1997 In Milwaukee, a jury awards $26.6 million to a former Miller Brewing executive who sued the company for firing him after he discussed a racy episode of Seinfeld with a female co-worker. Jerold Mackenzie was fired from his $95,000-a-year job in 1993 after he told co-worker Patricia Best about the episode and she complained. Miller planned to appeal. In the episode of the NBC sitcom that Mackenzie recounted to Best, Jerry Seinfeld's character can't remember the name of his new girlfriend, only that it rhymed with a female body part. Jerry and his friends tried a few guesses, including 'Mulva' and 'Gipple'. Mackenzie said he was relieved by the verdict, saying "you should be able to talk to your co-workers".

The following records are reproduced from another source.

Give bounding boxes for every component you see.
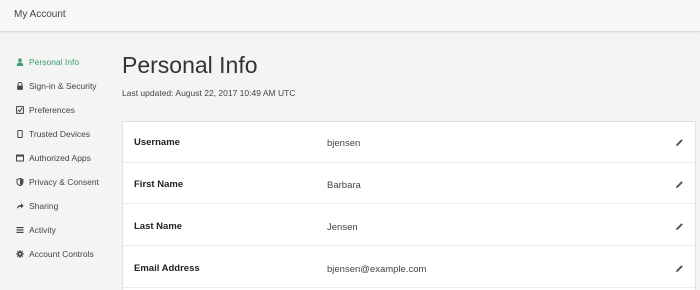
sidebar-item-trusted-devices[interactable]: Trusted Devices: [15, 124, 120, 144]
sidebar-item-label: Account Controls: [29, 249, 94, 259]
list-icon: [15, 226, 24, 235]
field-value: bjensen@example.com: [327, 264, 427, 275]
top-bar: My Account: [0, 0, 700, 32]
sidebar-item-label: Preferences: [29, 105, 75, 115]
field-value: bjensen: [327, 138, 361, 149]
field-value: Barbara: [327, 180, 361, 191]
pencil-icon[interactable]: [675, 138, 684, 147]
field-label: Last Name: [134, 221, 183, 232]
sidebar-item-label: Personal Info: [29, 57, 80, 67]
sidebar-item-sign-in-security[interactable]: Sign-in & Security: [15, 76, 120, 96]
checkbox-icon: [15, 106, 24, 115]
sidebar-item-sharing[interactable]: Sharing: [15, 196, 120, 216]
sidebar-item-preferences[interactable]: Preferences: [15, 100, 120, 120]
personal-info-card: Username bjensen First Name Barbara Last…: [122, 121, 696, 290]
sidebar-item-label: Privacy & Consent: [29, 177, 99, 187]
field-label: Email Address: [134, 263, 200, 274]
sidebar-item-activity[interactable]: Activity: [15, 220, 120, 240]
share-icon: [15, 202, 24, 211]
pencil-icon[interactable]: [675, 180, 684, 189]
device-icon: [15, 130, 24, 139]
field-row-first-name[interactable]: First Name Barbara: [123, 163, 695, 204]
field-label: Username: [134, 137, 180, 148]
sidebar-item-label: Trusted Devices: [29, 129, 91, 139]
gear-icon: [15, 250, 24, 259]
shield-icon: [15, 178, 24, 187]
page-title: Personal Info: [122, 52, 258, 78]
sidebar-item-privacy-consent[interactable]: Privacy & Consent: [15, 172, 120, 192]
sidebar-item-label: Activity: [29, 225, 56, 235]
field-label: First Name: [134, 179, 184, 190]
sidebar-item-authorized-apps[interactable]: Authorized Apps: [15, 148, 120, 168]
last-updated-text: Last updated: August 22, 2017 10:49 AM U…: [122, 88, 296, 98]
field-row-last-name[interactable]: Last Name Jensen: [123, 205, 695, 246]
pencil-icon[interactable]: [675, 264, 684, 273]
window-icon: [15, 154, 24, 163]
field-value: Jensen: [327, 222, 358, 233]
sidebar-item-personal-info[interactable]: Personal Info: [15, 52, 120, 72]
pencil-icon[interactable]: [675, 222, 684, 231]
lock-icon: [15, 82, 24, 91]
sidebar-item-label: Sharing: [29, 201, 59, 211]
sidebar-item-account-controls[interactable]: Account Controls: [15, 244, 120, 264]
app-title: My Account: [14, 9, 66, 20]
sidebar-item-label: Authorized Apps: [29, 153, 91, 163]
sidebar-item-label: Sign-in & Security: [29, 81, 97, 91]
user-icon: [15, 58, 24, 67]
field-row-username[interactable]: Username bjensen: [123, 122, 695, 163]
field-row-email-address[interactable]: Email Address bjensen@example.com: [123, 247, 695, 288]
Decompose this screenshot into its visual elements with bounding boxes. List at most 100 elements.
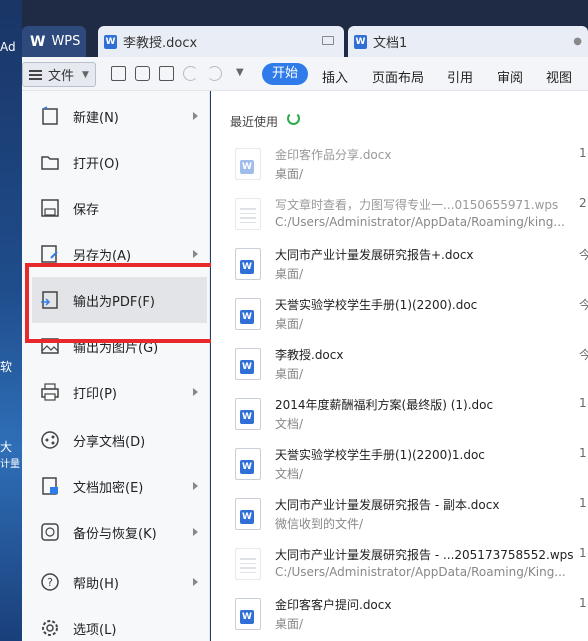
menu-item-label: 打印(P): [73, 386, 117, 402]
menu-item-label: 新建(N): [73, 110, 119, 126]
print-icon[interactable]: [135, 66, 150, 81]
recent-file-row[interactable]: W 天誉实验学校学生手册(1)(2200).doc 桌面/今: [211, 291, 588, 341]
menu-item-share[interactable]: 分享文档(D): [22, 417, 210, 463]
file-date: 今: [579, 348, 588, 362]
file-name: 大同市产业计量发展研究报告 - ...205173758552.wps: [275, 548, 574, 562]
menu-item-label: 选项(L): [73, 622, 117, 638]
recent-file-row[interactable]: W 金印客客户提问.docx 桌面/1: [211, 591, 588, 641]
share-icon: [41, 431, 59, 449]
menu-item-print[interactable]: 打印(P): [22, 369, 210, 415]
tab-wps-home[interactable]: W WPS: [22, 26, 86, 57]
chevron-right-icon: [193, 578, 198, 586]
refresh-icon[interactable]: [287, 112, 300, 125]
tab-insert[interactable]: 插入: [322, 67, 348, 86]
print-icon: [41, 383, 59, 401]
recent-title: 最近使用: [230, 115, 279, 129]
desktop-strip: Ad 软 大 计量: [0, 0, 22, 641]
file-path: 文档/: [275, 417, 304, 431]
file-date: 今: [579, 298, 588, 312]
file-date: 1: [579, 596, 587, 610]
undo-icon[interactable]: [183, 66, 198, 81]
recent-files-panel: 最近使用 W 金印客作品分享.docx 桌面/1 写文章时查看，力图写得专业一...0…: [211, 91, 588, 641]
recent-file-row[interactable]: W 大同市产业计量发展研究报告+.docx 桌面/今: [211, 241, 588, 291]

1999 The US government acknowledges for the first time that thousands of workers were made sick while making nuclear weapons and announce a plan to compensate many of them.

1999 Texas Governor George W. Bush announces he will not accept matching federal funds for his Republican presidential bid, thus freeing him from spending caps under the law. Bush had already raised more money than any previous candidate for a presidential nomination.


Lindh

2002 Post 911: John Walker Lindh pleads guilty to two felonies; supplying services to Afghanistan's former Taliban government, and carrying explosives during the commission of a felony. Lindh will spend 10 years in prison for each of the charges. "....(Lindh) apologized for fighting alongside the Taliban, saying, "had I realized then what I know now ...I would never would have joined them." The 21-year-old said Osama bin Laden is against Islam and that he "never understood jihad to mean anti-American or terrorism. I understand why so many Americans were angry when I was first discovered in Afghanistan. I realize many still are, but I hope in time that feeling will change......"

2002 A judge in Pakistan finds four men guilty of kidnapping and murder in the death of Wall Street Journal reporter David Pearl. One of the men draws the death penalty, the others prison terms.


2002 Post 911: The search through the rubble officially ends at the Staten Island Recovery Site.